Les premières métropoles
Dans les premiers chapitres, Ben Wilson retrace les origines des premières métropoles. C’est aux alentours de 5000 avant J.-C. en Mésopotamie que s’est développée la première ville, Uruk. Les récents changements climatiques ont récemment aidé à repenser les ruines de cette ville et la planification d’autres centres urbains anciens. Selon Ben Wilson, Uruk était un palimpseste, c’est-à-dire une accumulation d’époques construites les unes sur les autres. Son architecture remarquable était principalement constituée d’édifices religieux. C’est également dans cette ville qu’ont été inventés le premier système de chiffres, les premières techniques de production de masse ainsi que l’écriture cunéiforme. Pour son côté plus sombre, l’archéologie atteste également de la présence d’esclaves à l’intérieur des enceintes de la ville.
L’auteur met en lumière les découvertes archéologiques relativement récentes des grandes villes de la civilisation Harappan, vers 2600 avant J.-C., dans la vallée de l’Indus dans l’actuel Pakistan. Ces villes étaient si propres que Ben Wilson suppose qu’elles pourraient avoir servi de base historique à l’histoire du jardin d’Eden. À contrario, Babylone est présentée comme la « ville du péché originel » qui regorgeait d’aspects peu recommandables de l’urbanité, décriés depuis au moins 2000 ans av. J.-C.
Plusieurs chapitres portent sur les civilisations dites classiques avec des villes comme Athènes, Rome ou Alexandrie. L’auteur y analyse les facteurs géographiques, politiques et économiques qui ont permis l’émergence de ces premières concentrations urbaines majeures. Il montre comment ces anciennes métropoles ont jeté les bases de la vie citadine moderne.

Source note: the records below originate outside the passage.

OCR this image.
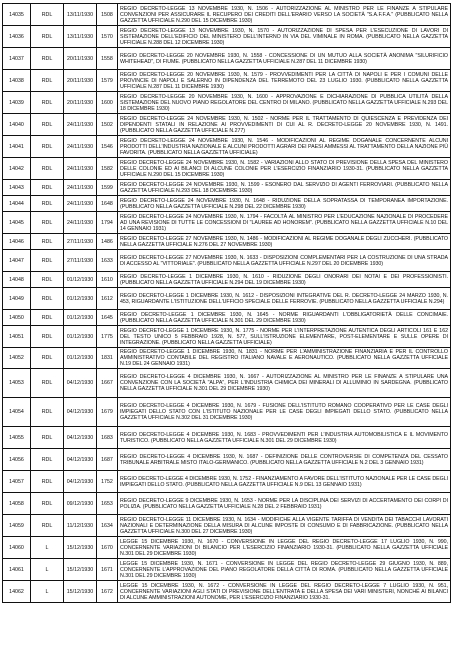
14035	RDL	13/11/1930	1508	REGIO DECRETO-LEGGE 13 NOVEMBRE 1930, N. 1506 - AUTORIZZAZIONE AL MINISTRO PER LE FINANZE A STIPULARE CONVENZIONI PER ASSICURARE IL RECUPERO DEI CREDITI DELL'ERARIO VERSO LA SOCIETÀ "S.A.F.F.A." (PUBBLICATO NELLA GAZZETTA UFFICIALE N.290 DEL 15 DICEMBRE 1930)
14036	RDL	13/11/1930	1570	REGIO DECRETO-LEGGE 13 NOVEMBRE 1930, N. 1570 - AUTORIZZAZIONE DI SPESA PER L'ESECUZIONE DI LAVORI DI SISTEMAZIONE DELL'EDIFICIO DEL MINISTERO DELL'INTERNO IN VIA DEL VIMINALE IN ROMA. (PUBBLICATO NELLA GAZZETTA UFFICIALE N.288 DEL 12 DICEMBRE 1930)
14037	RDL	20/11/1930	1558	REGIO DECRETO-LEGGE 20 NOVEMBRE 1930, N. 1558 - CONCESSIONE DI UN MUTUO ALLA SOCIETÀ ANONIMA "SILURIFICIO WHITEHEAD", DI FIUME. (PUBBLICATO NELLA GAZZETTA UFFICIALE N.287 DEL 11 DICEMBRE 1930)
14038	RDL	20/11/1930	1579	REGIO DECRETO-LEGGE 20 NOVEMBRE 1930, N. 1579 - PROVVEDIMENTI PER LA CITTÀ DI NAPOLI E PER I COMUNI DELLE PROVINCIE DI NAPOLI E SALERNO IN DIPENDENZA DEL TERREMOTO DEL 23 LUGLIO 1930. (PUBBLICATO NELLA GAZZETTA UFFICIALE N.287 DEL 11 DICEMBRE 1930)
14039	RDL	20/11/1930	1600	REGIO DECRETO-LEGGE 20 NOVEMBRE 1930, N. 1600 - APPROVAZIONE E DICHIARAZIONE DI PUBBLICA UTILITÀ DELLA SISTEMAZIONE DEL NUOVO PIANO REGOLATORE DEL CENTRO DI MILANO. (PUBBLICATO NELLA GAZZETTA UFFICIALE N.293 DEL 18 DICEMBRE 1930)
14040	RDL	24/11/1930	1502	REGIO DECRETO-LEGGE 24 NOVEMBRE 1930, N. 1502 - NORME PER IL TRATTAMENTO DI QUIESCENZA E PREVIDENZA DEI DIPENDENTI STATALI IN RELAZIONE AI PROVVEDIMENTI DI CUI AL R. DECRETO-LEGGE 20 NOVEMBRE 1930, N. 1491. (PUBBLICATO NELLA GAZZETTA UFFICIALE N.277)
14041	RDL	24/11/1930	1546	REGIO DECRETO-LEGGE 24 NOVEMBRE 1930, N. 1546 - MODIFICAZIONI AL REGIME DOGANALE CONCERNENTE ALCUNI PRODOTTI DELL'INDUSTRIA NAZIONALE E ALCUNI PRODOTTI AGRARI DEI PAESI AMMESSI AL TRATTAMENTO DELLA NAZIONE PIÙ FAVORITA. (PUBBLICATO NELLA GAZZETTA UFFICIALE)
14042	RDL	24/11/1930	1582	REGIO DECRETO-LEGGE 24 NOVEMBRE 1930, N. 1582 - VARIAZIONI ALLO STATO DI PREVISIONE DELLA SPESA DEL MINISTERO DELLE COLONIE ED AI BILANCI DI ALCUNE COLONIE PER L'ESERCIZIO FINANZIARIO 1930-31. (PUBBLICATO NELLA GAZZETTA UFFICIALE N.290 DEL 15 DICEMBRE 1930)
14043	RDL	24/11/1930	1599	REGIO DECRETO-LEGGE 24 NOVEMBRE 1930, N. 1599 - ESONERO DAL SERVIZIO DI AGENTI FERROVIARI. (PUBBLICATO NELLA GAZZETTA UFFICIALE N.293 DEL 18 DICEMBRE 1930)
14044	RDL	24/11/1930	1648	REGIO DECRETO-LEGGE 24 NOVEMBRE 1930, N. 1648 - RIDUZIONE DELLA SOPRATASSA DI TEMPORANEA IMPORTAZIONE. (PUBBLICATO NELLA GAZZETTA UFFICIALE N.298 DEL 22 DICEMBRE 1930)
14045	RDL	24/11/1930	1794	REGIO DECRETO-LEGGE 24 NOVEMBRE 1930, N. 1794 - FACOLTÀ AL MINISTRO PER L'EDUCAZIONE NAZIONALE DI PROCEDERE AD UNA REVISIONE DI TUTTE LE CONCESSIONI DI "LAUREE AD HONOREM". (PUBBLICATO NELLA GAZZETTA UFFICIALE N.10 DEL 14 GENNAIO 1931)
14046	RDL	27/11/1930	1486	REGIO DECRETO-LEGGE 27 NOVEMBRE 1930, N. 1486 - MODIFICAZIONI AL REGIME DOGANALE DEGLI ZUCCHERI. (PUBBLICATO NELLA GAZZETTA UFFICIALE N.276 DEL 27 NOVEMBRE 1930)
14047	RDL	27/11/1930	1633	REGIO DECRETO-LEGGE 27 NOVEMBRE 1930, N. 1633 - DISPOSIZIONI COMPLEMENTARI PER LA COSTRUZIONE DI UNA STRADA DI ACCESSO AL "VITTORIALE". (PUBBLICATO NELLA GAZZETTA UFFICIALE N.297 DEL 20 DICEMBRE 1930)
14048	RDL	01/12/1930	1610	REGIO DECRETO-LEGGE 1 DICEMBRE 1930, N. 1610 - RIDUZIONE DEGLI ONORARI DEI NOTAI E DEI PROFESSIONISTI. (PUBBLICATO NELLA GAZZETTA UFFICIALE N.294 DEL 19 DICEMBRE 1930)
14049	RDL	01/12/1930	1612	REGIO DECRETO-LEGGE 1 DICEMBRE 1930, N. 1612 - DISPOSIZIONI INTEGRATIVE DEL R. DECRETO-LEGGE 24 MARZO 1930, N. 453, RIGUARDANTE L'ISTITUZIONE DELL'UFFICIO SPECIALE DELLE FERROVIE. (PUBBLICATO NELLA GAZZETTA UFFICIALE N.294)
14050	RDL	01/12/1930	1645	REGIO DECRETO-LEGGE 1 DICEMBRE 1930, N. 1645 - NORME RIGUARDANTI L'OBBLIGATORIETÀ DELLE CONCIMAIE. (PUBBLICATO NELLA GAZZETTA UFFICIALE N.301 DEL 29 DICEMBRE 1930)
14051	RDL	01/12/1930	1775	REGIO DECRETO-LEGGE 1 DICEMBRE 1930, N. 1775 - NORME PER L'INTERPRETAZIONE AUTENTICA DEGLI ARTICOLI 161 E 162 DEL TESTO UNICO 5 FEBBRAIO 1928, N. 577, SULL'ISTRUZIONE ELEMENTARE, POST-ELEMENTARE E SULLE OPERE DI INTEGRAZIONE. (PUBBLICATO NELLA GAZZETTA UFFICIALE)
14052	RDL	01/12/1930	1831	REGIO DECRETO-LEGGE 1 DICEMBRE 1930, N. 1831 - NORME PER L'AMMINISTRAZIONE FINANZIARIA E PER IL CONTROLLO AMMINISTRATIVO CONTABILE DEL REGISTRO ITALIANO NAVALE E AERONAUTICO. (PUBBLICATO NELLA GAZZETTA UFFICIALE N.19 DEL 24 GENNAIO 1931)
14053	RDL	04/12/1930	1667	REGIO DECRETO-LEGGE 4 DICEMBRE 1930, N. 1667 - AUTORIZZAZIONE AL MINISTRO PER LE FINANZE A STIPULARE UNA CONVENZIONE CON LA SOCIETÀ "ALPA", PER L'INDUSTRIA CHIMICA DEI MINERALI DI ALLUMINIO IN SARDEGNA. (PUBBLICATO NELLA GAZZETTA UFFICIALE N.301 DEL 29 DICEMBRE 1930)
14054	RDL	04/12/1930	1679	REGIO DECRETO-LEGGE 4 DICEMBRE 1930, N. 1679 - FUSIONE DELL'ISTITUTO ROMANO COOPERATIVO PER LE CASE DEGLI IMPIEGATI DELLO STATO CON L'ISTITUTO NAZIONALE PER LE CASE DEGLI IMPIEGATI DELLO STATO. (PUBBLICATO NELLA GAZZETTA UFFICIALE N.302 DEL 31 DICEMBRE 1930)
14055	RDL	04/12/1930	1683	REGIO DECRETO-LEGGE 4 DICEMBRE 1930, N. 1683 - PROVVEDIMENTI PER L'INDUSTRIA AUTOMOBILISTICA E IL MOVIMENTO TURISTICO. (PUBBLICATO NELLA GAZZETTA UFFICIALE N.301 DEL 29 DICEMBRE 1930)
14056	RDL	04/12/1930	1687	REGIO DECRETO-LEGGE 4 DICEMBRE 1930, N. 1687 - DEFINIZIONE DELLE CONTROVERSIE DI COMPETENZA DEL CESSATO TRIBUNALE ARBITRALE MISTO ITALO-GERMANICO. (PUBBLICATO NELLA GAZZETTA UFFICIALE N.2 DEL 3 GENNAIO 1931)
14057	RDL	04/12/1930	1752	REGIO DECRETO-LEGGE 4 DICEMBRE 1930, N. 1752 - FINANZIAMENTO A FAVORE DELL'ISTITUTO NAZIONALE PER LE CASE DEGLI IMPIEGATI DELLO STATO. (PUBBLICATO NELLA GAZZETTA UFFICIALE N.9 DEL 13 GENNAIO 1931)
14058	RDL	09/12/1930	1653	REGIO DECRETO-LEGGE 9 DICEMBRE 1930, N. 1653 - NORME PER LA DISCIPLINA DEI SERVIZI DI ACCERTAMENTO DEI CORPI DI POLIZIA. (PUBBLICATO NELLA GAZZETTA UFFICIALE N.28 DEL 2 FEBBRAIO 1931)
14059	RDL	11/12/1930	1634	REGIO DECRETO-LEGGE 11 DICEMBRE 1930, N. 1634 - MODIFICHE ALLA VIGENTE TARIFFA DI VENDITA DEI TABACCHI LAVORATI NAZIONALI E DETERMINAZIONE DELLA MISURA DI ALCUNE IMPOSTE DI CONSUMO E DI FABBRICAZIONE. (PUBBLICATO NELLA GAZZETTA UFFICIALE N.300 DEL 27 DICEMBRE 1930)
14060	L	15/12/1930	1670	LEGGE 15 DICEMBRE 1930, N. 1670 - CONVERSIONE IN LEGGE DEL REGIO DECRETO-LEGGE 17 LUGLIO 1930, N. 990, CONCERNENTE VARIAZIONI DI BILANCIO PER L'ESERCIZIO FINANZIARIO 1930-31. (PUBBLICATO NELLA GAZZETTA UFFICIALE N.301 DEL 29 DICEMBRE 1930)
14061	L	15/12/1930	1671	LEGGE 15 DICEMBRE 1930, N. 1671 - CONVERSIONE IN LEGGE DEL REGIO DECRETO-LEGGE 29 GIUGNO 1930, N. 889, CONCERNENTE L'APPROVAZIONE DEL PIANO REGOLATORE DELLA CITTÀ DI ROMA. (PUBBLICATO NELLA GAZZETTA UFFICIALE N.301 DEL 29 DICEMBRE 1930)
14062	L	15/12/1930	1672	LEGGE 15 DICEMBRE 1930, N. 1672 - CONVERSIONE IN LEGGE DEL REGIO DECRETO-LEGGE 7 LUGLIO 1930, N. 951, CONCERNENTE VARIAZIONI AGLI STATI DI PREVISIONE DELL'ENTRATA E DELLA SPESA DEI VARI MINISTERI, NONCHÉ AI BILANCI DI ALCUNE AMMINISTRAZIONI AUTONOME, PER L'ESERCIZIO FINANZIARIO 1930-31.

Les métropoles européennes
Une partie des chapitres du livre porte sur l’essor des métropoles européennes. Ils présentent ainsi la montée en puissance des grandes villes européennes à partir du Moyen Âge. L’auteur décrit l’importance de cités comme Paris, Londres, Venise ou Amsterdam dans le développement du commerce, de la finance et de la culture. Il analyse leur rôle moteur dans les grandes découvertes, les révolutions industrielles et l’expansion coloniale.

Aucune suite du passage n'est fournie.